Sovereign Bank will provide the cash-strapped Commonwealth of Massachusetts with cash management services, including online check images.

Last week, Sovereign Bank announced that it had been chosen by the Commonwealth of Massachusetts to run its core depository and disbursement business. Sovereign won these components of the business away from the incumbent provider, FleetBoston Financial (Boston, Mass.), which will still provide the Commonwealth with lockbox services.

Winning the three-year contract was a big win for Sovereign, which also serves in a similar capacity for the City of Boston. "The entire $34 billion budget of the Commonwealth will run through our bank," says Marshall Soura, executive vice president and managing director of the global solutions group, Sovereign Bank (Philadelphia, Pa., $41 billion in assets). "We're going to disburse a huge volume of their checks every month -- anywhere from 700,000 to 1 million checks per month."

Sovereign will provide Commonwealth employees with accounts on its image-based client access system dubbed "IRIS" (Interactive Reporting and Initiation System). IRIS users will be able to track payments, view check images, and initiate and receive wire transfers and ACH payments for the sub-accounts that they manage. Also, the use of image-based positive pay will help combat check fraud by allowing employees to ascertain, for example, whether the payee line on a suspect check had been altered.
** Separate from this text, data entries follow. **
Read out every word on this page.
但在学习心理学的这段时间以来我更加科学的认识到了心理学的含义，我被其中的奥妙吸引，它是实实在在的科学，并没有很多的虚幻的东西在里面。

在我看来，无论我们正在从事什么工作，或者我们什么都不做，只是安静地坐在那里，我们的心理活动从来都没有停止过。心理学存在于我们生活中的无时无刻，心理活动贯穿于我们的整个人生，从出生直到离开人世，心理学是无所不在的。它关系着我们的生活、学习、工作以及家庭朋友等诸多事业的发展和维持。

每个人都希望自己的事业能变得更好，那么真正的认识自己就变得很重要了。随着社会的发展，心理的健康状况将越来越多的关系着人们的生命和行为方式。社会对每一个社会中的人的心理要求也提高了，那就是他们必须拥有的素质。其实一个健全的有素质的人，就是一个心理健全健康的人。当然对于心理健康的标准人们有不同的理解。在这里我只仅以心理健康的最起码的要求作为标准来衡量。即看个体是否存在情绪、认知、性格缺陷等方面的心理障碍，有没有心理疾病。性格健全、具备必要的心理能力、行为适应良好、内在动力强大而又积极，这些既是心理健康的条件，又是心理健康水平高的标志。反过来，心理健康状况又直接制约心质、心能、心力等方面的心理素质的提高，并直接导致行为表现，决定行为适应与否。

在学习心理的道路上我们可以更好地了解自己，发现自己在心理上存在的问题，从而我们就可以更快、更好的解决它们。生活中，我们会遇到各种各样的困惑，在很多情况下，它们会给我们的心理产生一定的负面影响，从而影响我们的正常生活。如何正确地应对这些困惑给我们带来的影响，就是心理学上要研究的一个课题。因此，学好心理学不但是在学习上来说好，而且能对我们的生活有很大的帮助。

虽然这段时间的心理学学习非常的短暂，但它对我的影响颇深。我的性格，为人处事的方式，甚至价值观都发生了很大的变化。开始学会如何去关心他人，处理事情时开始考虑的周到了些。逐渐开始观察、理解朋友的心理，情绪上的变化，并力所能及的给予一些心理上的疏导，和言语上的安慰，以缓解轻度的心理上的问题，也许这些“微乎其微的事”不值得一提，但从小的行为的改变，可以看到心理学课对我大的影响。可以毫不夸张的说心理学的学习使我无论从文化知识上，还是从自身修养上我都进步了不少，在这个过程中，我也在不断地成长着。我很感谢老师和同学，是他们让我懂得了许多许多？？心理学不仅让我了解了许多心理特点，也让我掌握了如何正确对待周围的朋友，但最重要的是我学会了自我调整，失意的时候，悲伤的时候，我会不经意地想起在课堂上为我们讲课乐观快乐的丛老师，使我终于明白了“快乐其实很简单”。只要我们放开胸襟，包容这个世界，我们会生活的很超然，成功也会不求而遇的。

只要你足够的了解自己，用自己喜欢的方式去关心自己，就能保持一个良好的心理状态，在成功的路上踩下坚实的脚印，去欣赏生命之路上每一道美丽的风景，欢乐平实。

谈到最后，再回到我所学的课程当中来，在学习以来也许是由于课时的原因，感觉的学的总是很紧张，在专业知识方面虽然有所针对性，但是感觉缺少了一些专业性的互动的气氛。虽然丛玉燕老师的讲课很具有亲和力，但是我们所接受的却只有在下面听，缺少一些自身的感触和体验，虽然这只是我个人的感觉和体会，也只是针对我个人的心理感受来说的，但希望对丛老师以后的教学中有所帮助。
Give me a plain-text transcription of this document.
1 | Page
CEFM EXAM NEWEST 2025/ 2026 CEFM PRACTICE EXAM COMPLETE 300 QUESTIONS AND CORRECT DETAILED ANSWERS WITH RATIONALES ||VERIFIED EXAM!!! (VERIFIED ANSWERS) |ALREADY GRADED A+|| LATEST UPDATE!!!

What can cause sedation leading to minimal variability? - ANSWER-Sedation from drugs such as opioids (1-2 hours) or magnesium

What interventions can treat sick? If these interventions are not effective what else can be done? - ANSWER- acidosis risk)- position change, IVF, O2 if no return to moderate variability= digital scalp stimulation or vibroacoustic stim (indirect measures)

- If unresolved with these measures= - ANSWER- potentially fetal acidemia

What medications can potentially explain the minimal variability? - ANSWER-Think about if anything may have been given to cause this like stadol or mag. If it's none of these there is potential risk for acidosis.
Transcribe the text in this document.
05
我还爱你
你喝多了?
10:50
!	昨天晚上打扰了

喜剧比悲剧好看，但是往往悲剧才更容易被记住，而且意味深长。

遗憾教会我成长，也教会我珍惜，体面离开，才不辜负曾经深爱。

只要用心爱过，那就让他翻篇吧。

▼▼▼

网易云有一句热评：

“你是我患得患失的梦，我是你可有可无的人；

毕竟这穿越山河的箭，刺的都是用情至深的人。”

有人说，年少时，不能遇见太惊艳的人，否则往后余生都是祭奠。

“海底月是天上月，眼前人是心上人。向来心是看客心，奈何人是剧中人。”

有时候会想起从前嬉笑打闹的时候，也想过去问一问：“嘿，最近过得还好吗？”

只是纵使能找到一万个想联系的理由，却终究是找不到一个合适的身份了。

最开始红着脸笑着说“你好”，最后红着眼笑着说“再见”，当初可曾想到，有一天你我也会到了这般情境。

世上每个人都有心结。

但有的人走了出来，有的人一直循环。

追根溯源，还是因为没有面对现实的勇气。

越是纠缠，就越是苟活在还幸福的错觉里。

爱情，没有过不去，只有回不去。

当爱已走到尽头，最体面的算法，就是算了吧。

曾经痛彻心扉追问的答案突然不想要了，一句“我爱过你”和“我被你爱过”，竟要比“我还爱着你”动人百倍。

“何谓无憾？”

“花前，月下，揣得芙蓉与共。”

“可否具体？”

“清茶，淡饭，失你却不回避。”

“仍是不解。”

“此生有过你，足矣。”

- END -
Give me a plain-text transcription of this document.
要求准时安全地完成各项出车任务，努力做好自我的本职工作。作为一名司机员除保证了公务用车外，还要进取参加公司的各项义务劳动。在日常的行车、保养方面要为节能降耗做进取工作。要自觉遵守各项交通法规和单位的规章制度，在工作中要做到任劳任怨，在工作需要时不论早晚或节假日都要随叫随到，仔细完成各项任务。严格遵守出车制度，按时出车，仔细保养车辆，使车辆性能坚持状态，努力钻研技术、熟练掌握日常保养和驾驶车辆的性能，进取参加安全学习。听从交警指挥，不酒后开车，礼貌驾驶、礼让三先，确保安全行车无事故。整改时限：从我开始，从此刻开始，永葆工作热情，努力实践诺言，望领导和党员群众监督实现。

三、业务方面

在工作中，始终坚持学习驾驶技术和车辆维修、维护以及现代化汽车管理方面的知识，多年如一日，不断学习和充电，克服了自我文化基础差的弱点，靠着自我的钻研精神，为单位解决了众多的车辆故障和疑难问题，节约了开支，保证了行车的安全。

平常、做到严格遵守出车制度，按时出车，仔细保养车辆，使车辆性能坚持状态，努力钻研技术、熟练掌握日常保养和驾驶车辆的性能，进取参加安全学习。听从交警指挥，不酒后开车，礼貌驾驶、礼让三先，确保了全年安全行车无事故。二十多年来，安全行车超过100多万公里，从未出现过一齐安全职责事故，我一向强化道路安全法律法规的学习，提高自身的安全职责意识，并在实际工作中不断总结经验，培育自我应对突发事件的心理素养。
The client access system uses cash management software from Politzer & HANEY (Newton, Mass.). In the back office, the bank recently changed its item and check processing partner from Fiserv (Brookfield, Wis.) to InterCept (Norcross, Ga). To handle Sovereign's transaction traffic, InterCept built new facilities and hired employees in New England. Fiserv remains Sovereign's core banking software provider.

For Commonwealth employees and constituents, the upgrade to an image-based system will result in greater efficiencies, says Soura. "If there's an item that's in question, they can resolve it faster -- because they can see it," he says. "They don't have to put a request, manually, into the bank and wait for the bank to research it in their archives."

"Everything from generating wires to looking at images of items, all will now be virtually real-time," Soura says.